Among the most immature infants, mortality and morbidity are common even if they receive active neonatal intensive care, a new systematic review has attempted to find out how common. Backes CH, et al. Proactive Neonatal Treatment at 22 Weeks of Gestation: A Systematic Review and Meta-Analysis. Am J Obstet Gynecol. 2020. The authors of this study searched for publications detailing survival among infants who received active neonatal intervention. Sample sizes range from 2 to over 1,000, and definitions of what constituted active interventions varied between the component studies. The range of survival was between 0 and 100%, both of those extremes being from very small studies. As you can see from this figure, Ehret’s multicentre study contributed by far the most weight to the analysis, which overall shows somewhere between 1/3 and 1/4 babies survive with active treatment.
Ehret et al, the largest of the studies, with over 1000 22 weeks babies, showed that survival was 18% among the babies who received active neonatal care without the benefit of antenatal steroids, compared to 39% among those who received both antenatal steroids and active neonatal care. This systematic review confirms a higher survival at 22 weeks among babies who received antenatal steroids. It is possible, of course, that steroids are more likely to be given when other risk factors are absent and perhaps, therefore, are given to lower risk mothers; as observational data they cannot be relied on as absolute proof of efficacy. But it is also likely that when the Obstetric and Neonatal team have a positive attitude they are more likely to give steroids and intervene appropriately.
The difficulties that Carl Backes and his group had doing this study can be illustrated by the fact that the estimate of survival without moderate or severe developmental difficulties is 37%, which is higher than the estimate of overall survival, 29%! Clearly, this is because the studies evaluating development were taken from groups with higher survival.
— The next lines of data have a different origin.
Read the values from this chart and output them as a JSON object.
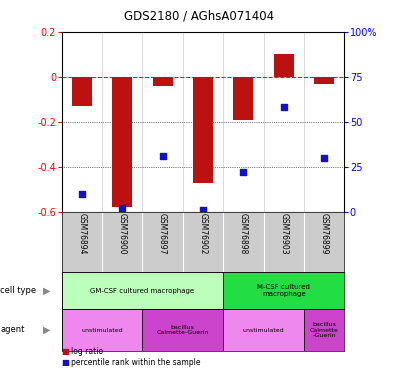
{
  "title": "GDS2180 / AGhsA071404",
  "samples": [
    "GSM76894",
    "GSM76900",
    "GSM76897",
    "GSM76902",
    "GSM76898",
    "GSM76903",
    "GSM76899"
  ],
  "log_ratio": [
    -0.13,
    -0.58,
    -0.04,
    -0.47,
    -0.19,
    0.1,
    -0.03
  ],
  "percentile": [
    10,
    2,
    31,
    1,
    22,
    58,
    30
  ],
  "ylim_left": [
    -0.6,
    0.2
  ],
  "ylim_right": [
    0,
    100
  ],
  "bar_color": "#bb1111",
  "dot_color": "#1111cc",
  "dashed_color": "#cc2222",
  "cell_type_groups": [
    {
      "label": "GM-CSF cultured macrophage",
      "start": 0,
      "end": 4,
      "color": "#bbffbb"
    },
    {
      "label": "M-CSF cultured\nmacrophage",
      "start": 4,
      "end": 7,
      "color": "#22dd44"
    }
  ],
  "agent_groups": [
    {
      "label": "unstimulated",
      "start": 0,
      "end": 2,
      "color": "#ee88ee"
    },
    {
      "label": "bacillus\nCalmette-Guerin",
      "start": 2,
      "end": 4,
      "color": "#cc44cc"
    },
    {
      "label": "unstimulated",
      "start": 4,
      "end": 6,
      "color": "#ee88ee"
    },
    {
      "label": "bacillus\nCalmette\n-Guerin",
      "start": 6,
      "end": 7,
      "color": "#cc44cc"
    }
  ],
  "legend_items": [
    {
      "label": "log ratio",
      "color": "#bb1111"
    },
    {
      "label": "percentile rank within the sample",
      "color": "#1111cc"
    }
  ],
  "left_yticks": [
    -0.6,
    -0.4,
    -0.2,
    0,
    0.2
  ],
  "left_yticklabels": [
    "-0.6",
    "-0.4",
    "-0.2",
    "0",
    "0.2"
  ],
  "right_yticks": [
    0,
    25,
    50,
    75,
    100
  ],
  "right_yticklabels": [
    "0",
    "25",
    "50",
    "75",
    "100%"
  ]
}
The quality of the data for the death and developmental delay outcome was very low.
A survival rate of somewhere between a third and a quarter is a baseline against which risk factors in addition to gestational age should be included (sex, estimated weight, chorioamnionitis), and, despite the group’s appropriate concerns about the quality of the data, it is a reasonable starting point from which to have conversations with prospective parents with threatened profoundly preterm delivery. If there is a possibility of active intensive care, then the systematic review confirms the value of antenatal steroid administration, which can be started immediately, and does not necessarily commit the team to active intensive care.
Travelling to centres with good outcomes among these babies, I am struck by the variety of clinical protocols and processes of NICU care, what the centres have in common is a positive attitude, that these babies can survive, even though mortality is high, and that a team approach with close collaboration with the obstetricians is key.
The attitude of Obstetricians around the world, and in the USA, varies from person to person and from perinatal centre to perinatal centre. But the attitude of the US obstetrics professional organisation, ACOG, as far as it can be gathered from their patient information page on their website /faqs/pregnancy/extremely-preterm-birth is very concerning, here is an extract:
What are the health outcomes for extremely preterm babies?
Medical advances have helped some preterm babies survive and overcome health challenges. However, the chances that a baby born extremely early will survive without disability are still small. With very rare exceptions, babies born before 23 weeks of pregnancy do not survive. Although survival rates increase for babies born between 23 weeks and 25 weeks of pregnancy, most survivors face serious, often lifelong disabilities. As gestational age increases, the outlook for preterm babies improves.
The copyright at the bottom of the page is dated August 2019. It needs an update! One in four is not a “very rare exception” and most survivors do not have serious disabilities, most have no, minor or moderate disabilities.
I think that active intervention at 22 weeks should not be universal, babies with additional risk factors may have a very low chance of survival, but this data confirms that survival rates that are a reasonable justification for active intervention are possible in more than one centre. Tertiary/quaternary perinatal centres should train and put in place procedures for active care of babies thought to be at 22 weeks, or be prepared to transfer mothers to centres that have a positive attitude and teams ready to actively intervene.
That ACOG website position is wild! Any thought of writing to them?